Dans la lumière intime d’une chambre à Saint-Pétersbourg, un couple gai partage un moment d’intimité. Cette photo faisait echo à l’homophobie en Russie, mais la scène aurait aussi bien pu se passer en France ou dans bien d’autres pays où l’homophobie est, à mon grand désespoir, un fléau.

A deux pas de chez Nicole, était projeté en plein-air le documentaire «Québékoisie», d’Olivier Higgins et Mélanie Carrier. Je connaissais mal l’histoire des Premières Nations et durant ma traversée du Canada, à part entendre que les autochtones buvaient de l’alcool, se droguaient et battaient leur femme, je n’avais pas eu l’occasion d’en apprendre davantage.

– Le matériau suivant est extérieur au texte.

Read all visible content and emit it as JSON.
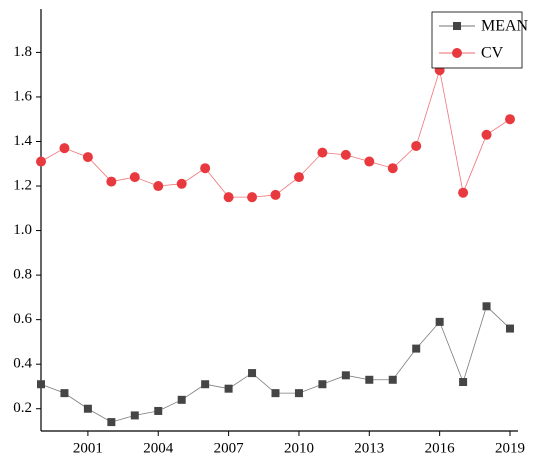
{
  "chart_data": {
    "type": "line",
    "x": [
      1999,
      2000,
      2001,
      2002,
      2003,
      2004,
      2005,
      2006,
      2007,
      2008,
      2009,
      2010,
      2011,
      2012,
      2013,
      2014,
      2015,
      2016,
      2017,
      2018,
      2019
    ],
    "series": [
      {
        "name": "MEAN",
        "color": "#454545",
        "marker": "square",
        "values": [
          0.31,
          0.27,
          0.2,
          0.14,
          0.17,
          0.19,
          0.24,
          0.31,
          0.29,
          0.36,
          0.27,
          0.27,
          0.31,
          0.35,
          0.33,
          0.33,
          0.47,
          0.59,
          0.32,
          0.66,
          0.56
        ]
      },
      {
        "name": "CV",
        "color": "#e8393f",
        "marker": "circle",
        "values": [
          1.31,
          1.37,
          1.33,
          1.22,
          1.24,
          1.2,
          1.21,
          1.28,
          1.15,
          1.15,
          1.16,
          1.24,
          1.35,
          1.34,
          1.31,
          1.28,
          1.38,
          1.72,
          1.17,
          1.43,
          1.5
        ]
      }
    ],
    "xlim": [
      1999,
      2019
    ],
    "xticks": [
      2001,
      2004,
      2007,
      2010,
      2013,
      2016,
      2019
    ],
    "ylim": [
      0.1,
      1.95
    ],
    "yticks": [
      0.2,
      0.4,
      0.6,
      0.8,
      {
        "value": 1,
        "label": "1.0"
      },
      1.2,
      1.4,
      1.6,
      1.8
    ],
    "legend": "upper right",
    "grid": false
  }
}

Un premier documentaire présentait le témoignage d’un homme autochtone, qui enfant fût arraché à ses parents pour être enfermé dans un orphelinat. J’apprenais alors que de 1870 à 1996, le gouvernement canadien avait arraché des milliers d’enfants amérindiens à leurs familles, pour en faire de «bons petits Blancs». Une fois placés dans ces orphelinats, tout était mis en œuvre pour que ces enfants soient dépossédés de leurs racines et de leur culture. A leur arrivée, ils perdaient leur nom, n’avaient pas le droit de parler la langue amérindienne et inuite. En brisant ainsi les cultures autochtones, le gouvernement espérait assimiler ces enfants autochtones à la culture européenne dès leur plus jeune âge. Cette période a créé une coupure, notamment la perte de langue chez certains autochtones. Aujourd’hui, certains jeunes essayent  de se réapproprier leur langue et leur culture.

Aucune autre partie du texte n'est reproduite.